Magazin Beitrag

Verdrängte Wanderer

Das dunkle Kapitel der europäischen Migrationspolitik (Teil I)
Vom Regen unterspülter Grenzzaun in Mellila
Vom Regen unterspülter Grenzzaun in Mellila Bild von noborder network

Zahllose Migranten sind auf dem Weg nach Europa. Ungezählt sind jedoch vor allem diejenigen, welche nicht ankommen, weil sie auf dem Weg irgendwo stecken bleiben: In Lagern nordafrikanischer Staaten, in der Wüste, oder weil sie im Meer ertrinken. Schätzungen sprechen von weit über zehntausend Toten allein im in den vergangenen 20 Jahren. In Europa leben Millionen Migranten mit oder ohne gültigen Aufenthaltsstatus; dagegen ist die Migration in afrikanische und asiatische Nachbarländer weit umfangreicher als nach Europa. In Europa ist die vorherrschende Antwort bisher die Politik der Abschottung: Von einer politischen Auseinandersetzung mit den Gründen dieser neuen Völkerwanderung kann bislang keine Rede sein.

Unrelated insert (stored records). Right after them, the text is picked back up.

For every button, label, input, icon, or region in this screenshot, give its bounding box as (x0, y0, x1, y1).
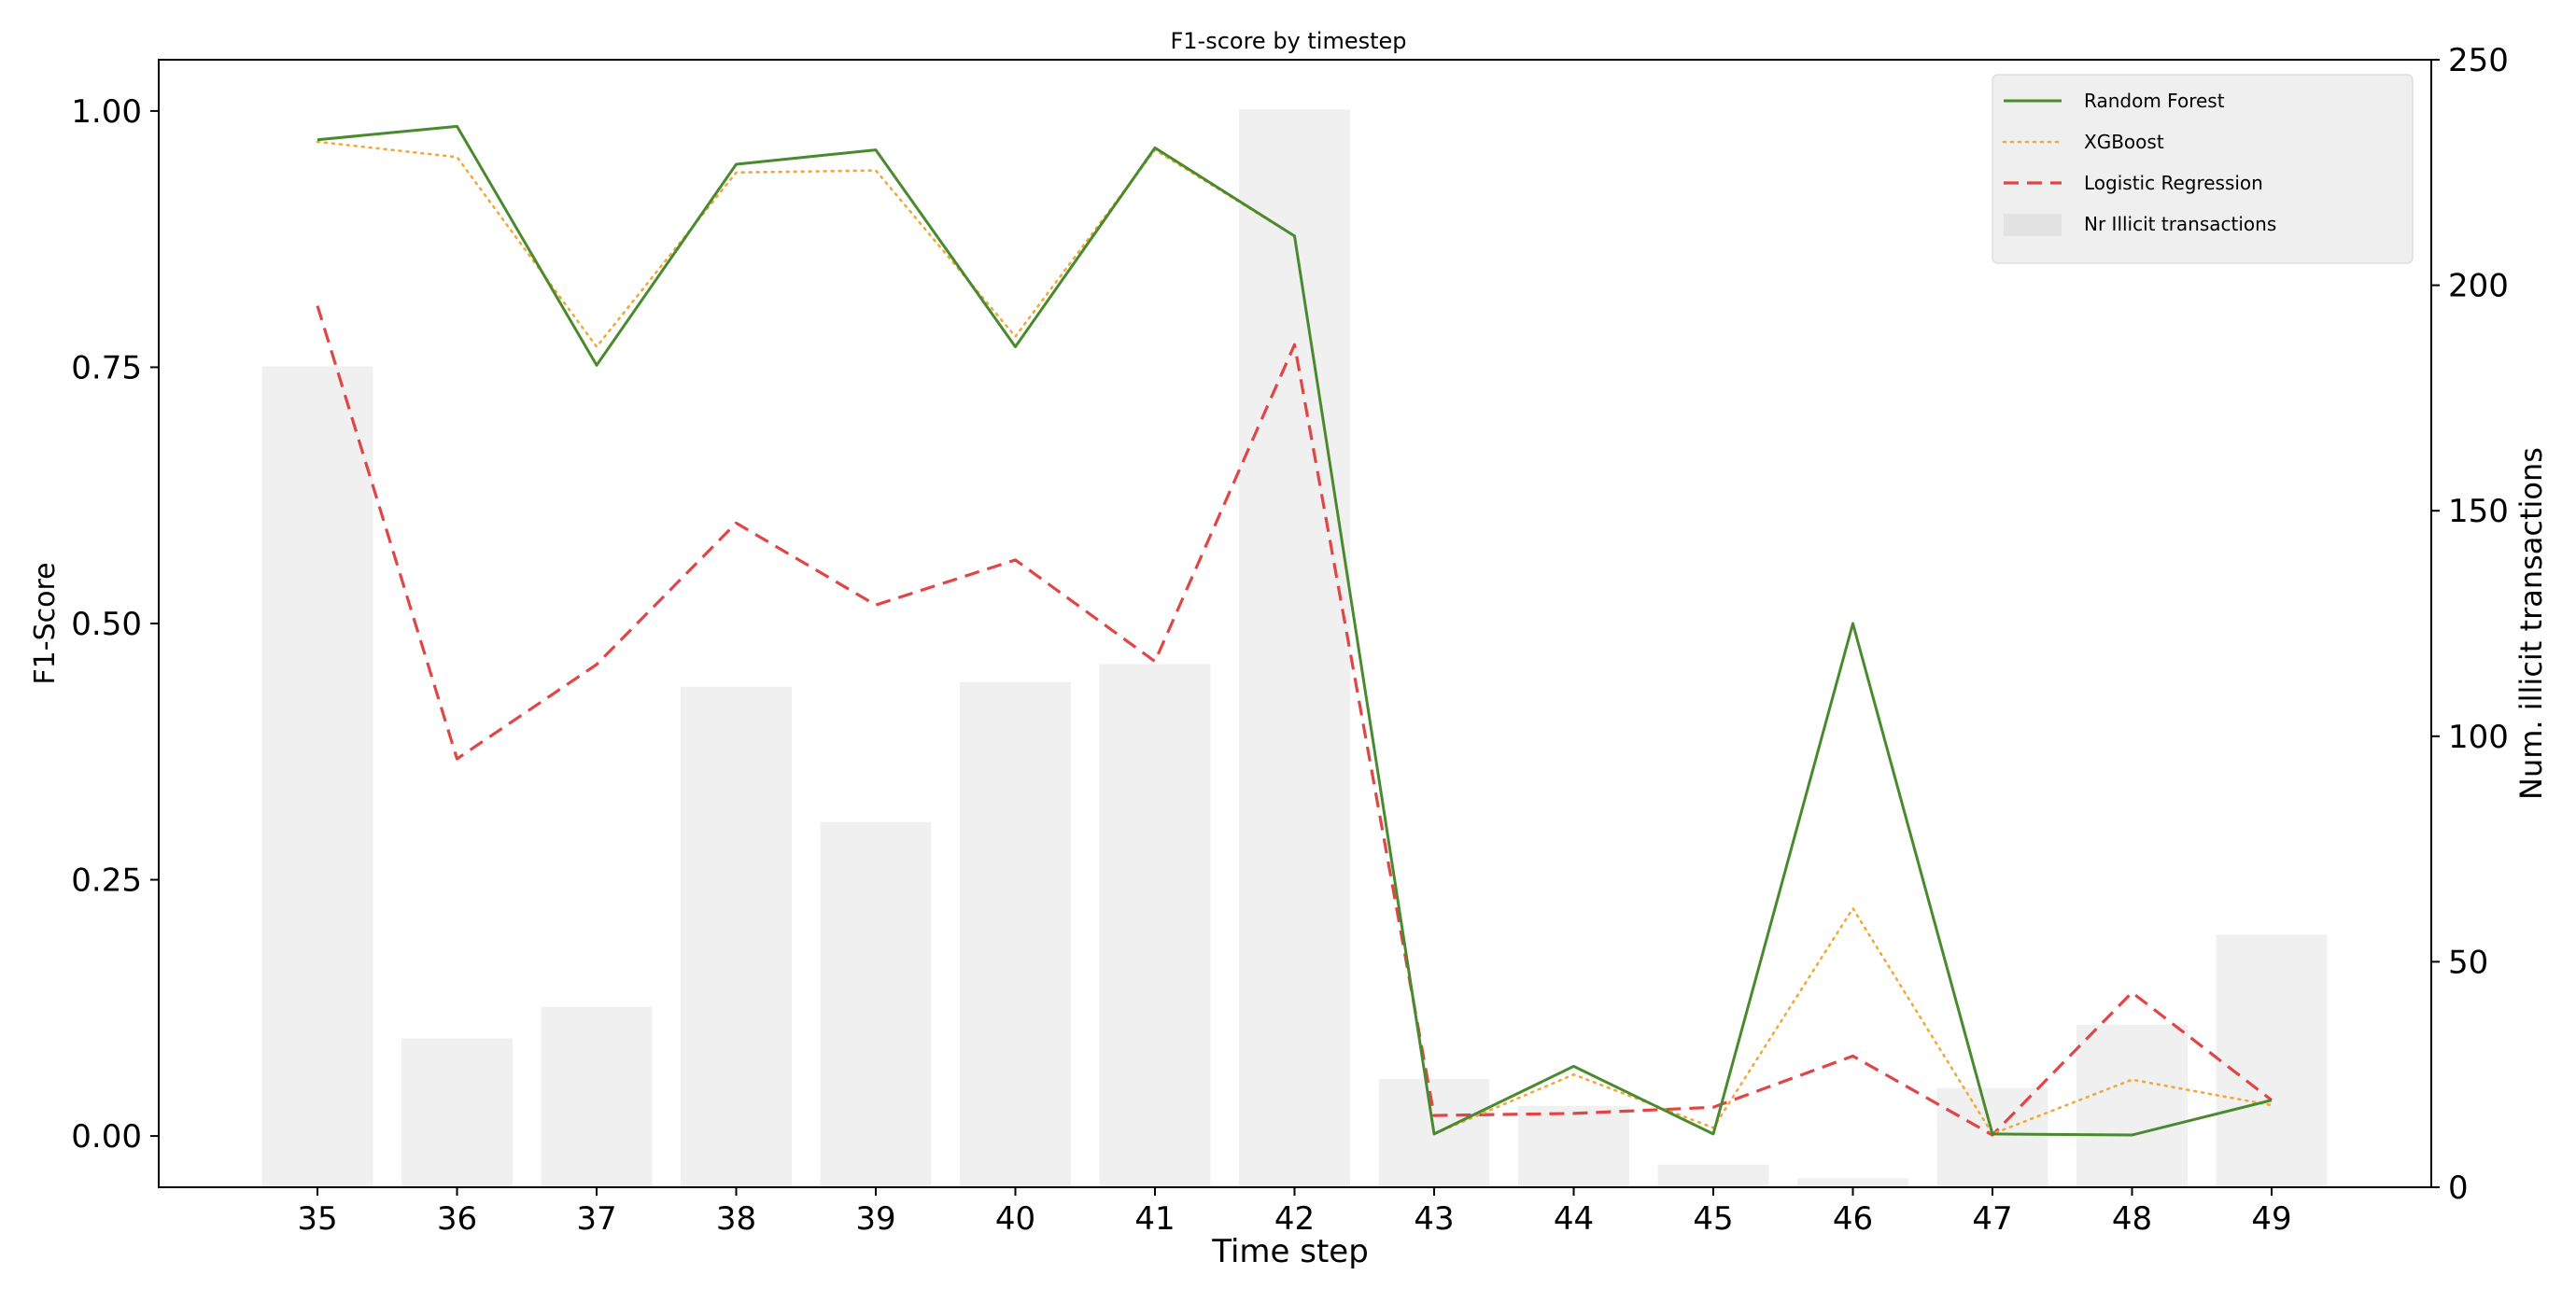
bar-illicit-41 (1099, 664, 1211, 1187)
bar-illicit-39 (820, 821, 932, 1187)
lines-layer (316, 124, 2273, 1137)
bar-illicit-37 (541, 1006, 653, 1187)
y2-tick-label: 250 (2448, 42, 2509, 79)
legend-swatch-bars (2004, 214, 2062, 236)
line-logistic-regression (316, 305, 2273, 1137)
bar-illicit-49 (2216, 934, 2328, 1187)
x-tick-label: 38 (716, 1200, 756, 1238)
bar-illicit-47 (1936, 1087, 2048, 1187)
y-axis-ticks: 0.00 0.25 0.50 0.75 1.00 (71, 93, 159, 1156)
legend-label: Logistic Regression (2084, 172, 2263, 194)
bar-illicit-46 (1797, 1178, 1908, 1187)
y-tick-label: 0.25 (71, 862, 142, 900)
x-tick-label: 46 (1833, 1200, 1873, 1238)
bar-illicit-40 (960, 681, 1071, 1187)
x-tick-label: 42 (1274, 1200, 1315, 1238)
chart-title: F1-score by timestep (1170, 28, 1406, 54)
legend-label: Nr Illicit transactions (2084, 213, 2276, 235)
legend-box (1992, 74, 2414, 264)
x-tick-label: 45 (1693, 1200, 1733, 1238)
y2-axis-label: Num. illicit transactions (2513, 447, 2549, 800)
y-tick-label: 0.00 (71, 1118, 142, 1156)
y2-tick-label: 100 (2448, 719, 2509, 756)
y2-tick-label: 0 (2448, 1170, 2469, 1207)
bar-illicit-42 (1239, 109, 1350, 1188)
x-tick-label: 47 (1972, 1200, 2012, 1238)
y2-tick-label: 50 (2448, 944, 2488, 981)
y2-tick-label: 200 (2448, 268, 2509, 305)
x-tick-label: 49 (2251, 1200, 2291, 1238)
y-axis-label: F1-Score (29, 562, 62, 684)
y2-tick-label: 150 (2448, 493, 2509, 530)
legend-label: XGBoost (2084, 131, 2164, 153)
x-tick-label: 35 (297, 1200, 337, 1238)
bar-illicit-44 (1518, 1106, 1629, 1187)
line-random-forest (317, 124, 2273, 1137)
bar-illicit-45 (1657, 1164, 1769, 1187)
y2-axis-ticks: 0 50 100 150 200 250 (2431, 42, 2509, 1207)
bar-illicit-35 (261, 366, 373, 1187)
x-tick-label: 44 (1554, 1200, 1594, 1238)
bar-illicit-48 (2076, 1025, 2188, 1187)
bars-layer (261, 109, 2328, 1188)
x-tick-label: 41 (1134, 1200, 1175, 1238)
x-tick-label: 36 (437, 1200, 477, 1238)
x-tick-label: 37 (576, 1200, 616, 1238)
x-tick-label: 39 (855, 1200, 895, 1238)
legend: Random Forest XGBoost Logistic Regression N… (1992, 74, 2414, 264)
y-tick-label: 0.75 (71, 349, 142, 386)
bar-illicit-38 (681, 686, 792, 1187)
bar-illicit-36 (401, 1038, 513, 1187)
x-tick-label: 40 (995, 1200, 1035, 1238)
legend-label: Random Forest (2084, 90, 2225, 112)
y-tick-label: 0.50 (71, 606, 142, 643)
x-axis-label: Time step (1211, 1233, 1369, 1270)
y-tick-label: 1.00 (71, 93, 142, 131)
x-axis-ticks: 35 36 37 38 39 40 41 42 43 44 45 46 47 48 49 (297, 1187, 2292, 1238)
x-tick-label: 43 (1414, 1200, 1454, 1238)
x-tick-label: 48 (2112, 1200, 2152, 1238)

Dabei ist dieses Phänomen so alt, wie der Mensch über zwei Beine verfügt. Erst durch sie sesshafte Kultur erscheint die Suche nach einem neuen Zuhause als  fremd. Die Völkerwanderung liegt länger zurück als die Auswanderungswellen, welche heute den amerikanischen Kontinent prägen. Heute dagegen erscheint vielen Europa als Ort der Sehnsucht. Der Staatenbund hat darauf aber keine andere Antwort gefunden als Barrieren der Abschreckung zu errichten. Migration wird im herrschenden politischen Diskurs nur dann als legitim angesehen, wenn hochqualifizierte Fachkräfte unserer Wirtschaft dienen; ansonsten wird ein Bild der Bedrohung vor den Mengen an Zuwanderern an die Wand gemalt und Fremdenängste angeheizt.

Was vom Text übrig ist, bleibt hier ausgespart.